Making Dvds With a Dazzle Dvc 100 Under Ubuntu
I volunteered to digitize a set of old VHS tapes for ADF. I’d say “recently” but it took much more effort than I expected. Resources I thought I had access to disappeared, and hardware failures and quirks were the order of the day.
In the end I wound up using a DVC-100 I picked up at a garage sale along with mencoder. To save people time in the future, here’s what I had to do to make it work under Ubuntu 12.04.
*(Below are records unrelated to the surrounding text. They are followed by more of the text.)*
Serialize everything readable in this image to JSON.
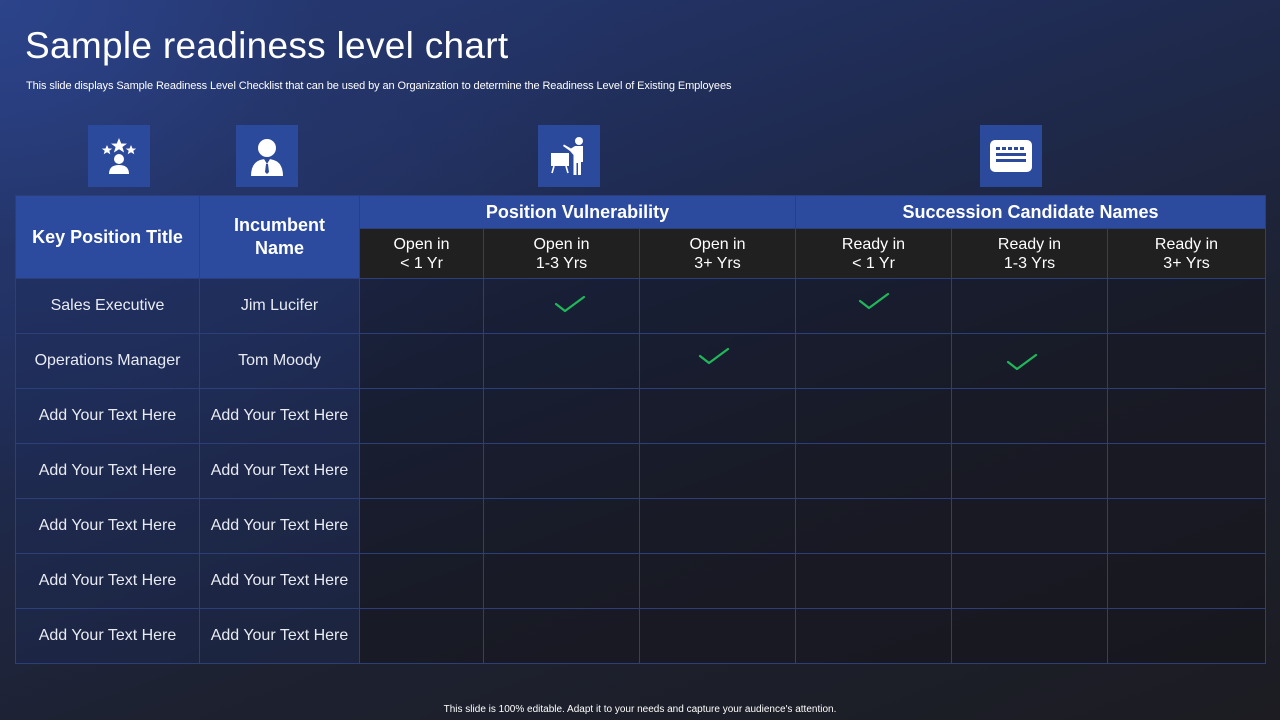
{
  "title": "Sample readiness level chart",
  "subtitle": "This slide displays Sample Readiness Level Checklist that can be used by an Organization to determine the Readiness Level of Existing Employees",
  "icons": [
    "award-person-icon",
    "businessman-icon",
    "presenter-icon",
    "keyboard-icon"
  ],
  "table": {
    "col1_header": "Key Position Title",
    "col2_header": "Incumbent Name",
    "group1_header": "Position Vulnerability",
    "group2_header": "Succession Candidate Names",
    "sub_headers": [
      "Open in\n< 1 Yr",
      "Open in\n1-3 Yrs",
      "Open in\n3+ Yrs",
      "Ready in\n< 1 Yr",
      "Ready in\n1-3 Yrs",
      "Ready in\n3+ Yrs"
    ],
    "rows": [
      {
        "position": "Sales Executive",
        "name": "Jim Lucifer",
        "checks": [
          false,
          true,
          false,
          true,
          false,
          false
        ]
      },
      {
        "position": "Operations Manager",
        "name": "Tom Moody",
        "checks": [
          false,
          false,
          true,
          false,
          true,
          false
        ]
      },
      {
        "position": "Add Your Text Here",
        "name": "Add Your Text Here",
        "checks": [
          false,
          false,
          false,
          false,
          false,
          false
        ]
      },
      {
        "position": "Add Your Text Here",
        "name": "Add Your Text Here",
        "checks": [
          false,
          false,
          false,
          false,
          false,
          false
        ]
      },
      {
        "position": "Add Your Text Here",
        "name": "Add Your Text Here",
        "checks": [
          false,
          false,
          false,
          false,
          false,
          false
        ]
      },
      {
        "position": "Add Your Text Here",
        "name": "Add Your Text Here",
        "checks": [
          false,
          false,
          false,
          false,
          false,
          false
        ]
      },
      {
        "position": "Add Your Text Here",
        "name": "Add Your Text Here",
        "checks": [
          false,
          false,
          false,
          false,
          false,
          false
        ]
      }
    ]
  },
  "footer": "This slide is 100% editable.  Adapt it to your needs and capture your audience's attention.",
  "colors": {
    "header_blue": "#2d4b9e",
    "subheader_dark": "#202020",
    "check_green": "#1fb85a",
    "icon_tile": "#2c4a9c"
  }
}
First off, it turned out I needed to set up a loopback device in a ~/.asoundrc to get good audio capture while doing this.
The loopback device looks like this – this can be placed in your .asoundrc as the whole contents of the file:
pcm.copy {
type plug
slave {
pcm hw:2
}
route_policy copy
}
Then I had to work out an mencoder commandline. This is what I found to work; some of the encoder parameters can be changed of course, particularly the bitrate. I was surprised that the input audio rate had to be dictated to mencoder – I would have expected autodetection.
mencoder tv:// -tv driver=v4l2:device=/dev/video0:input=0:norm=ntsc:alsa:audiorate=48000:adevice=copy:forceaudio:immediatemode=0 -of mpeg -mpegopts format=dvd -ofps 30000/1001 -vf scale=720:480,harddup -ovc lavc -oac lavc -lavcopts acodec=ac3:abitrate=192:keyint=25:vcodec=mpeg2video:vbitrate=4000:aspect=4/3 -o druidismnew.mpg
This can be previewed by using mplayer in lieu of mencoder and removing all of the output aspects.
In the long run I used ffmpeg to trim things down using the -t option after previewing the clips. I did find that using -ss to trim off the front was a problem; apparently dvdauthor expects that the video stream appears first. I was unable to come up with a solution for this, and in the end I re-recorded the one clip where trimming at the start was required.
ffmpeg -i infile.mpg -target ntsc-dvd -t [duration] -acodec copy -vcodec copy
I hope this helps someone else, since it was quite a bit of digging on my part, and that after the failure of several other options to do it on a shoestring.